Par cette allégorie, nous entendons insinuer que la solution à la question haïtienne, la mise en place d’un puissant levier de changement démocratique (de grande qualité et opérant sur la base de grandes quantités) passe immanquablement par la construction d’un leadership collectif ou partagé comme point d’appui. C’est de là que pourra surgir un authentique primus inter pares (le premier entre des égaux) pour coordonner, inspirer confiance, éviter les dérives et les reculs, faire avancer et protéger la barque nationale contre les assauts internes et externes délétères et assurer la validité, la vitalité et la viabilité d’un Projet de Construction nationale- au plan physique et mental- grandiose et réussi. Cela requiert incontestablement la mise en commun de nos énergies pensantes, combattantes et productrices. La réflexion concertée, respectueuse de nos différences et axée sur le primat du Salut de la Nation haïtienne, de l’Homme haïtien et de l’héritage territorial et historique haïtien, la mise en commun de compétences et savoirs divers, la générosité, le respect des règles de civilité qui construisent des compromis généreux, fondés et durables, la mise sous perfusion de l’Ame de la Nation, la mise en place de bouées de sauvetage solides et sures pour naviguer dans les eaux nationales et internationales agitées et remplies d’écueils, le développement et l’entretien de tissus conjonctifs qui assurent la symbiose harmonieuse et efficace entre les masses et leurs leaders nationaux et locaux, voilà quelques-unes des pistes qui semblent pouvoir conduire à bon port, en ce début du 21e siècle, une Aventure collective sérieuse de Pilotage national.

http://www.alterpresse.org/spip.php?article10219

Commentaire
Désirs sincères à vue d'œil mais qui semblent condamnés à ne générer aucune réponse.

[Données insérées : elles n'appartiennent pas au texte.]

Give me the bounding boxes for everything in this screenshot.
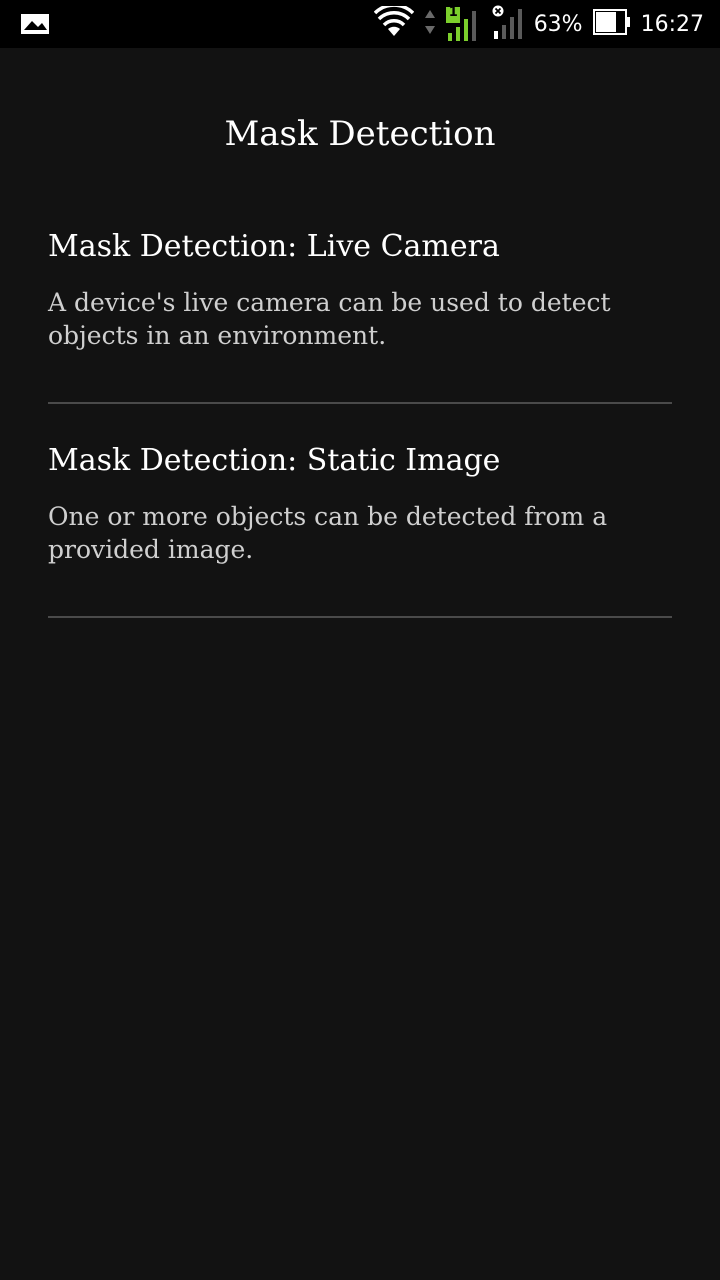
sim-badge-label: 1 (448, 5, 458, 20)
option-title: Mask Detection: Live Camera (48, 229, 500, 264)
clock: 16:27 (640, 11, 704, 37)
signal-sim2-no-service-icon (492, 5, 524, 43)
battery-icon (592, 9, 631, 39)
option-live-camera[interactable]: Mask Detection: Live Camera A device's l… (48, 222, 672, 404)
option-static-image[interactable]: Mask Detection: Static Image One or more… (48, 436, 672, 618)
divider (48, 616, 672, 618)
page-title: Mask Detection (224, 114, 496, 154)
option-title: Mask Detection: Static Image (48, 443, 501, 478)
divider (48, 402, 672, 404)
gallery-notification-icon (20, 12, 52, 36)
data-arrows-icon (424, 8, 436, 40)
battery-percent: 63% (533, 11, 583, 37)
signal-sim1-icon: 1 (445, 5, 482, 41)
detection-options-list: Mask Detection: Live Camera A device's l… (48, 222, 672, 618)
status-bar: 1 63% 16:27 (0, 0, 720, 48)
status-icons: 1 63% 16:27 (373, 0, 704, 48)
option-description: A device's live camera can be used to de… (48, 288, 611, 350)
wifi-icon (373, 3, 414, 42)
option-description: One or more objects can be detected from… (48, 502, 608, 564)
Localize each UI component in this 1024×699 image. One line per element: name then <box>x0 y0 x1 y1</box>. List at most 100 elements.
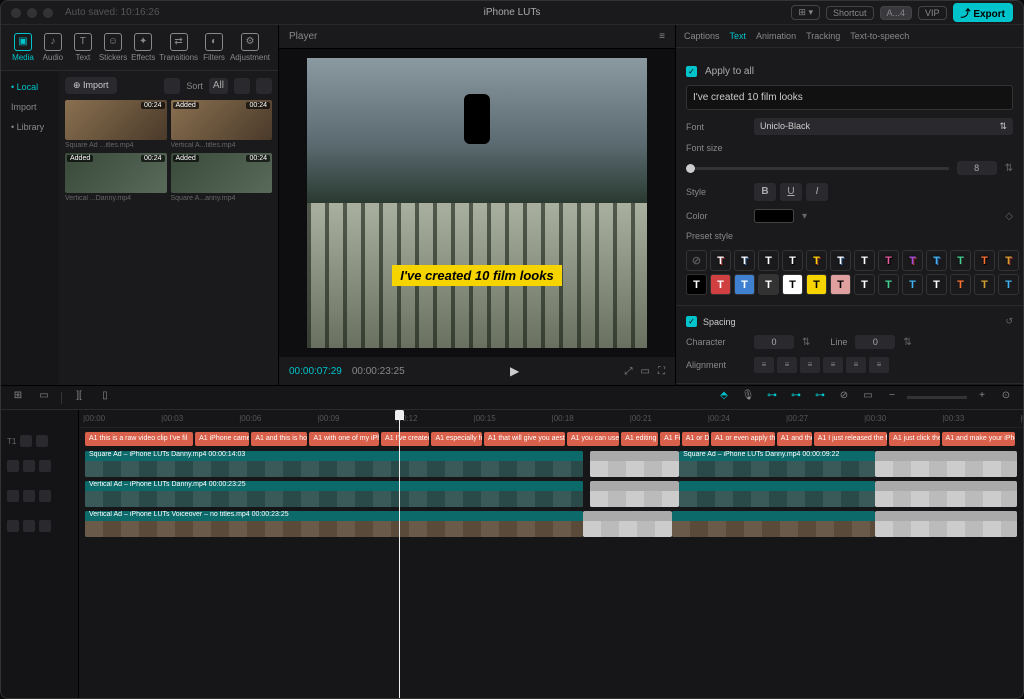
play-button[interactable]: ▶ <box>510 364 519 378</box>
visibility-icon[interactable] <box>23 520 35 532</box>
apply-all-checkbox[interactable]: ✓ <box>686 66 697 77</box>
video-clip[interactable] <box>875 451 1017 477</box>
scale-icon[interactable]: ⤢ <box>625 366 633 377</box>
filter-all-button[interactable]: All <box>209 78 228 94</box>
zoom-in-icon[interactable]: + <box>973 390 991 406</box>
tool-tab-transitions[interactable]: ⇄Transitions <box>159 31 198 64</box>
align-bottom-button[interactable]: ≡ <box>869 357 889 373</box>
sidebar-item[interactable]: • Library <box>1 117 59 137</box>
text-preset[interactable]: T <box>782 250 803 271</box>
text-track[interactable]: A1 this is a raw video clip I've filA1 i… <box>79 430 1023 448</box>
spacing-checkbox[interactable]: ✓ <box>686 316 697 327</box>
spacing-reset-icon[interactable]: ↺ <box>1005 316 1013 327</box>
color-swatch[interactable] <box>754 209 794 223</box>
video-clip[interactable]: Vertical Ad – iPhone LUTs Danny.mp4 00:0… <box>85 481 583 507</box>
maximize-icon[interactable] <box>43 8 53 18</box>
text-preset[interactable]: T <box>782 274 803 295</box>
underline-button[interactable]: U <box>780 183 802 201</box>
text-preset[interactable]: T <box>806 250 827 271</box>
text-clip[interactable]: A1 editing <box>621 432 658 446</box>
video-clip[interactable]: Square Ad – iPhone LUTs Danny.mp4 00:00:… <box>85 451 583 477</box>
text-clip[interactable]: A1 and the <box>777 432 812 446</box>
video-track[interactable]: Vertical Ad – iPhone LUTs Voiceover – no… <box>79 510 1023 538</box>
text-preset[interactable]: T <box>974 274 995 295</box>
tl-link-icon[interactable]: ⊘ <box>835 390 853 406</box>
tl-cursor-icon[interactable]: ⬘ <box>715 390 733 406</box>
text-preset[interactable]: T <box>926 274 947 295</box>
text-preset[interactable]: T <box>758 274 779 295</box>
text-preset[interactable]: T <box>950 250 971 271</box>
tl-delete-icon[interactable]: ▯ <box>96 390 114 406</box>
video-clip[interactable] <box>672 511 875 537</box>
inspector-tab-captions[interactable]: Captions <box>684 31 720 41</box>
text-clip[interactable]: A1 especially for <box>431 432 481 446</box>
visibility-icon[interactable] <box>36 435 48 447</box>
tl-magnet2-icon[interactable]: ⊶ <box>787 390 805 406</box>
minimize-icon[interactable] <box>27 8 37 18</box>
user-badge[interactable]: A...4 <box>880 6 913 20</box>
italic-button[interactable]: I <box>806 183 828 201</box>
sort-button[interactable]: Sort <box>186 81 203 91</box>
fontsize-input[interactable]: 8 <box>957 161 997 175</box>
text-clip[interactable]: A1 and make your iPhone vi <box>942 432 1015 446</box>
media-thumb[interactable]: 00:24Square Ad ...itles.mp4 <box>65 100 167 149</box>
video-clip[interactable] <box>590 481 679 507</box>
text-preset[interactable]: T <box>830 250 851 271</box>
tl-select-icon[interactable]: ▭ <box>35 390 53 406</box>
tool-tab-stickers[interactable]: ☺Stickers <box>99 31 127 64</box>
zoom-fit-icon[interactable]: ⊙ <box>997 390 1015 406</box>
character-input[interactable]: 0 <box>754 335 794 349</box>
lock-icon[interactable] <box>39 460 51 472</box>
layout-icon[interactable]: ⊞ ▾ <box>791 5 820 20</box>
text-preset[interactable]: T <box>998 274 1019 295</box>
shortcut-button[interactable]: Shortcut <box>826 6 874 20</box>
text-preset[interactable]: T <box>734 274 755 295</box>
sidebar-item[interactable]: Import <box>1 97 59 117</box>
player-menu-icon[interactable]: ≡ <box>659 31 665 42</box>
mute-icon[interactable] <box>7 460 19 472</box>
text-preset[interactable]: T <box>878 274 899 295</box>
text-preset[interactable]: T <box>710 274 731 295</box>
text-preset[interactable]: T <box>854 274 875 295</box>
text-clip[interactable]: A1 or D <box>682 432 709 446</box>
zoom-out-icon[interactable]: − <box>883 390 901 406</box>
text-clip[interactable]: A1 I just released the ful <box>814 432 887 446</box>
text-preset[interactable]: T <box>878 250 899 271</box>
lock-icon[interactable] <box>39 490 51 502</box>
sidebar-item[interactable]: • Local <box>1 77 59 97</box>
text-content-field[interactable]: I've created 10 film looks <box>686 85 1013 110</box>
bold-button[interactable]: B <box>754 183 776 201</box>
mute-icon[interactable] <box>7 520 19 532</box>
text-preset[interactable]: T <box>734 250 755 271</box>
tl-magnet1-icon[interactable]: ⊶ <box>763 390 781 406</box>
mute-icon[interactable] <box>7 490 19 502</box>
text-clip[interactable]: A1 with one of my iPh <box>309 432 379 446</box>
inspector-tab-text[interactable]: Text <box>730 31 747 41</box>
media-thumb[interactable]: Added00:24Vertical ...Danny.mp4 <box>65 153 167 202</box>
media-thumb[interactable]: Added00:24Vertical A...titles.mp4 <box>171 100 273 149</box>
refresh-icon[interactable] <box>234 78 250 94</box>
video-clip[interactable]: Vertical Ad – iPhone LUTs Voiceover – no… <box>85 511 583 537</box>
video-clip[interactable]: Square Ad – iPhone LUTs Danny.mp4 00:00:… <box>679 451 875 477</box>
text-preset[interactable]: T <box>686 274 707 295</box>
text-preset[interactable]: T <box>830 274 851 295</box>
text-preset[interactable]: T <box>950 274 971 295</box>
video-clip[interactable] <box>875 481 1017 507</box>
inspector-tab-text-to-speech[interactable]: Text-to-speech <box>850 31 909 41</box>
tool-tab-adjustment[interactable]: ⚙Adjustment <box>230 31 270 64</box>
tl-split-icon[interactable]: ][ <box>70 390 88 406</box>
text-clip[interactable]: A1 iPhone came <box>195 432 249 446</box>
text-preset[interactable]: ⊘ <box>686 250 707 271</box>
media-thumb[interactable]: Added00:24Square A...anny.mp4 <box>171 153 273 202</box>
text-preset[interactable]: T <box>854 250 875 271</box>
text-clip[interactable]: A1 and this is how <box>251 432 307 446</box>
video-clip[interactable] <box>875 511 1017 537</box>
font-select[interactable]: Uniclo-Black⇅ <box>754 118 1013 135</box>
text-clip[interactable]: A1 Fi <box>660 432 680 446</box>
visibility-icon[interactable] <box>23 460 35 472</box>
text-preset[interactable]: T <box>998 250 1019 271</box>
video-clip[interactable] <box>590 451 679 477</box>
color-reset-icon[interactable]: ◇ <box>1005 211 1013 222</box>
video-clip[interactable] <box>583 511 672 537</box>
zoom-slider[interactable] <box>907 396 967 399</box>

Ils sont nombreux ceux qui manifestent ce genre de vœux et ont soif de vérités, de réponses, de réactions. Mais qui va répondre? Qui est responsable? Il faut, pour assumer ses responsabilités, une bonne dose d'humilité associée à un fort pourcentage de courage. Quand on se salit, quand on se corrompt, quand on a peur de regarder les autres droit dans les yeux, on a intérêt à s'esquiver, à se cacher, en tout cas, à faire diversion pour détourner les regards de soi. On ne soutient pas le regard du public impunément quand on n'a pas les mains propres. Il y a une confession qui procure - paradoxalement - de la fierté. C'est celle que l'on se voit forcer de faire quand on n'a épargné aucun effort pour accomplir son devoir et que malgré tout on échoue. Mais chez nous, les dirigeants n'échouent jamais. On n'échoue que quand on a un but et qu'on ne l'atteint pas. Voilà la simplicité de notre situation, mon cher Rémy. Je m'excuse d'avoir été aussi simpliste mais est-ce que j'ai le choix?